Denote $\ker \rho$ by $K$. Consider the quotient group $G/K$. If $G/K = \{K\}$, then $H = G$, contradicting $H$ being a proper subgroup. Hence, there exists $g_0K \in G/K$ with $g_0 \notin K$. We can take a square root for any element of $GL(n, \mathbb{C})$, so can we do for $g$. Denote one of its square roots by $g_1$. If $g_1K = K$, $g_1 \in K$ and thus $g_0 = g_1^2 \in K$, a contradiction. Also $g_1K \neq g_0K$ for the same reason. Thus we obtain three distinct elements $K, g_0K, g_1K \in G/K$.
Continue by taking $g_2$ to be a square root for $g_1$, and then $g_3$ for $g_2,\,\dots\,$ Inductively, for $g_{i-1}$ we let $g_i$ be one of its square roots. We prove next $g_iK \neq g_jK, j=0,\dots,i-1$. Otherwise, assume $g_iK = g_{i-l}K$ for some $0 \lt l \leq i$. Then $g_i^{-1}g_{i-l} = g_i^{-1}g_i^{2^l} = g_i^{2^l-1} \in K$. Since $\gcd(2^l-1, 2^i) = 1$, we know $g_0 = g_i^{2^i}$ is some power of $g_i^{2^l-1}$, hence lying in $K$, a contradiction. Thus, for each step we obtain one more distinct element of $G/K$, and continue we construct an infinitude of elements in $G/K$, contradicting $G/K$ being finite.
Best Answer
It's easier to work within the potential quotient group. For any element from $GL_n(\mathbb C)$, it has $p$-th root for any prime number $p$. This property carries to any quotient group, hence we just have to show no finite subgroup $G$ has this property.

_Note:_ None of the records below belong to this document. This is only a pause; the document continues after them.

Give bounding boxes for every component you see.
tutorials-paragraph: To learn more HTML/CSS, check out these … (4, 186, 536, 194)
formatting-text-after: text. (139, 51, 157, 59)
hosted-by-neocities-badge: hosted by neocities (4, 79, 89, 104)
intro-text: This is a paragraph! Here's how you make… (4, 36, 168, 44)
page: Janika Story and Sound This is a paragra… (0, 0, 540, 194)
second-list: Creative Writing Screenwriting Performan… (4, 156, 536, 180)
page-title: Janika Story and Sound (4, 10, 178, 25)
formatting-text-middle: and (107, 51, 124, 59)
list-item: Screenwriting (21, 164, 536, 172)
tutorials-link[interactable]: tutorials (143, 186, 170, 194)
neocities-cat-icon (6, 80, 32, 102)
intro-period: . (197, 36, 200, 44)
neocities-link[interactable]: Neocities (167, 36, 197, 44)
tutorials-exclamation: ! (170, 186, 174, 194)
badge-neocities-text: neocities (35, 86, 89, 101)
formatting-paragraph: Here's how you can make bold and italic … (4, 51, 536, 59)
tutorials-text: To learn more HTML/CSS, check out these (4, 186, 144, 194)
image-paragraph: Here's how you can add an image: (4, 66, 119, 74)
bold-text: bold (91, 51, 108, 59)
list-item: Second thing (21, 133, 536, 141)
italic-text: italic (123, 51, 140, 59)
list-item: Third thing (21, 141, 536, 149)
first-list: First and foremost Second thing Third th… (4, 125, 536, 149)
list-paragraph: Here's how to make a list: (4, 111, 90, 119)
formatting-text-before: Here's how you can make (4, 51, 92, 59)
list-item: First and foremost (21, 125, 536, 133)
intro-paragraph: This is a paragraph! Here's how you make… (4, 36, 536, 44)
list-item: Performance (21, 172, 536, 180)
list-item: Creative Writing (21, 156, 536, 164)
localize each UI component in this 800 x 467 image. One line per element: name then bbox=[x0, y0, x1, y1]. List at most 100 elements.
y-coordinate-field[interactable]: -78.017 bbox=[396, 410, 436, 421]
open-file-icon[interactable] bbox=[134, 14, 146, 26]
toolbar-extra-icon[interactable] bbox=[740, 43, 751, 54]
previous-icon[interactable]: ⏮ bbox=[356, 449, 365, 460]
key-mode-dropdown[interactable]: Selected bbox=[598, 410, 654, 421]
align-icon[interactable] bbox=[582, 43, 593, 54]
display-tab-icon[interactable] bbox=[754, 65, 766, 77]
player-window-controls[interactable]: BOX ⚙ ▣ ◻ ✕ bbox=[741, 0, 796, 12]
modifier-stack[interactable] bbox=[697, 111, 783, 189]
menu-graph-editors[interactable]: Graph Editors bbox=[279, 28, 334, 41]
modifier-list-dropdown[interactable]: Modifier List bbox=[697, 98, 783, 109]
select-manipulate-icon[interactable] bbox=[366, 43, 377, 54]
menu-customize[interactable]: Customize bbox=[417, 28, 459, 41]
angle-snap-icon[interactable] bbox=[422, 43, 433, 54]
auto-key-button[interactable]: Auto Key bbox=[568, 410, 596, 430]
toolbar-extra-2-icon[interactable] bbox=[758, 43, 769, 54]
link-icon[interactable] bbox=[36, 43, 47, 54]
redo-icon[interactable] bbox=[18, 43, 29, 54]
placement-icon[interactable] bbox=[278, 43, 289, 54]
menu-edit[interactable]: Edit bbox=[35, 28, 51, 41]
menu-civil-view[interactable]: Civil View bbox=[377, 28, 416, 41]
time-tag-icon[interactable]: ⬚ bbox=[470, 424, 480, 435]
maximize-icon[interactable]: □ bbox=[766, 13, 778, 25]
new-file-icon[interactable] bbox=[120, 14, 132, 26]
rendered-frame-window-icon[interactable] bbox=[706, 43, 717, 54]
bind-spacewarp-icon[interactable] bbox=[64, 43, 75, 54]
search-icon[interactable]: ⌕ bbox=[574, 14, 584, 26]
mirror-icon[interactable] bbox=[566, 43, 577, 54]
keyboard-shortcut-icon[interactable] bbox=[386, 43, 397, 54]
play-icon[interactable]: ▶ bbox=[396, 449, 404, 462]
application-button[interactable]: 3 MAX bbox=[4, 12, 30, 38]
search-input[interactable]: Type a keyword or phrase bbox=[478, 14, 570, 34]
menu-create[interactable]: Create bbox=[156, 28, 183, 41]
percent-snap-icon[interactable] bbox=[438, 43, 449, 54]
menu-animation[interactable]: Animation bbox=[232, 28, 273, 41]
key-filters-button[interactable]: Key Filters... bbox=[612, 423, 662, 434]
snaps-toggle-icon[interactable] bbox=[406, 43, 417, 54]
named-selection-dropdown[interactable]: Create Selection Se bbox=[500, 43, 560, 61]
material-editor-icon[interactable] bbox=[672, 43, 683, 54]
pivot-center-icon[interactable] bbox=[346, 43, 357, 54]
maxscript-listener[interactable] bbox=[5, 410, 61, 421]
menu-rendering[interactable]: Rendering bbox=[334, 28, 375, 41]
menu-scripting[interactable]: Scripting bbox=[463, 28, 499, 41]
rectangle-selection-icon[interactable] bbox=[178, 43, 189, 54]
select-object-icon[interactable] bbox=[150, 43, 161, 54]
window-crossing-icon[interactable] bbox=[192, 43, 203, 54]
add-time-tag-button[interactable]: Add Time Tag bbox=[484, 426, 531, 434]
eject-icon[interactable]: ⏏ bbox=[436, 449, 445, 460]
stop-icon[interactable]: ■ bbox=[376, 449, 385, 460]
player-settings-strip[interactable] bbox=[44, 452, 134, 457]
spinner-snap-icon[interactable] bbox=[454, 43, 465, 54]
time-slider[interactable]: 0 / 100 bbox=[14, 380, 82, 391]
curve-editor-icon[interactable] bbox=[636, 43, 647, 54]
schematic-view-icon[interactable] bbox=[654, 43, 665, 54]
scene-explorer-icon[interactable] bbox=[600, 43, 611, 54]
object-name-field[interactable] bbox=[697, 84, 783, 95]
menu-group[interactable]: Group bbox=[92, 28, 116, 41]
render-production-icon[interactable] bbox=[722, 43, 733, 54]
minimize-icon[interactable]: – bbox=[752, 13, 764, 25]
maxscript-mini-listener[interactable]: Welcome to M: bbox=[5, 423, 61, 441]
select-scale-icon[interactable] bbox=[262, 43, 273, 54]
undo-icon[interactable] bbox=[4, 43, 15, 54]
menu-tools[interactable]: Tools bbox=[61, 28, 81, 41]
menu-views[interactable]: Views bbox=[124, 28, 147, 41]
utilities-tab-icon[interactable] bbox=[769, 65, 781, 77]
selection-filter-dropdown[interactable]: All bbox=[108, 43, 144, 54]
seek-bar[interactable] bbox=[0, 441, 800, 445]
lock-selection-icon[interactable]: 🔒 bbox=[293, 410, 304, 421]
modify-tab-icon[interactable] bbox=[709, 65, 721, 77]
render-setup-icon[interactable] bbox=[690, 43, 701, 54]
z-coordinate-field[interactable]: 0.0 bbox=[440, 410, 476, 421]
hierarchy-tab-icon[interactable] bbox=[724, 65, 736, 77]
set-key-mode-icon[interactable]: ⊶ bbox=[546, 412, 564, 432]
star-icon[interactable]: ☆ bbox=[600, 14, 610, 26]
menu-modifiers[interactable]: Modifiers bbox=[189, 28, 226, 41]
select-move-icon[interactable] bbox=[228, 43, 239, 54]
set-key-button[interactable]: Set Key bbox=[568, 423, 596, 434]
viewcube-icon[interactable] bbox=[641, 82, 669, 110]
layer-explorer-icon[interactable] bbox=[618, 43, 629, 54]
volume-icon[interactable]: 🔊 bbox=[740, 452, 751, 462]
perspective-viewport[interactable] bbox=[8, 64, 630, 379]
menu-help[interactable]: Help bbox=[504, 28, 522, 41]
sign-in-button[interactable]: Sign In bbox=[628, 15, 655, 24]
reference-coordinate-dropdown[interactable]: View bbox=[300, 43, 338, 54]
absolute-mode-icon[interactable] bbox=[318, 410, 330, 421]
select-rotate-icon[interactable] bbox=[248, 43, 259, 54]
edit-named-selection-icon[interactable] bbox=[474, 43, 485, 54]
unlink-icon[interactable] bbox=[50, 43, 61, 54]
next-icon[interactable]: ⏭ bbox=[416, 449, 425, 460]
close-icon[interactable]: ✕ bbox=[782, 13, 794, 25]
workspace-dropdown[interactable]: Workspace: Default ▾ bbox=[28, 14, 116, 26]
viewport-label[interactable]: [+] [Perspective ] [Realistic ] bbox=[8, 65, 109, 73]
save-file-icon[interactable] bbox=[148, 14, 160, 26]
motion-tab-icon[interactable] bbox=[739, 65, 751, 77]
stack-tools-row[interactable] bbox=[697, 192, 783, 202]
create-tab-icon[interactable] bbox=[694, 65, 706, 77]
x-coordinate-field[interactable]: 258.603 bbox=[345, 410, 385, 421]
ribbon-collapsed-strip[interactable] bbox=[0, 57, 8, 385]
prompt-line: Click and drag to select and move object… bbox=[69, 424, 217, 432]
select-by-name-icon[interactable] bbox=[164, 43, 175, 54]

To illustrate why your idea fails, take the finite group $G=\langle a \rangle$ where $a$ has order $3$, we have $a$ and $a^2$ are square-roots of each other, as $(a^2)^2=a^4=a$.
The key point here is to use a $p$ that divides $|G|$. As pointed out in the comment, by Cauchy's theorem, we can find $a_1\in G$ with order $p$. Keep taking the $p$-th roots, we get a chain of elements $a_0=1, a_1, a_2, \cdots$ such that $a_n^{p}=a_{n-1}$ for all $n\ge 1$.
It's clear that $a_n\not=1$ for all $n\ge 1$. Otherwise, we would have $a_1=a_n^{p^{n-1}}=1$. Hence the order of $a_n$ must be a positive integer.
Since $a_i^{p^i}=a_0=1$, the order of $a_i$ must be a divisor of $p^i$, hence also a power of $p$. Now if $a_m=a_n$ for $m>n$, then $a_n=a_m^{p^{m-n}}=a_n^{p^{m-n}}$, $a_n^{p^{m-n}-1}=1$ which is impossible since $\gcd(p, p^{m-n}-1)=1$, $p^{m-n}-1$ must be coprime with the order of $a_n$. Put in another way, as both $a_n^{p^n}=1$ and $a_n^{p^{m-n}-1}=1$ hold, we must have $a_n=(a_n^{p^n})^x(a_n^{p^{m-n}-1})^y=1$ for some $x, y$ such that $xp^n+y(p^{m-n}-1)=1$.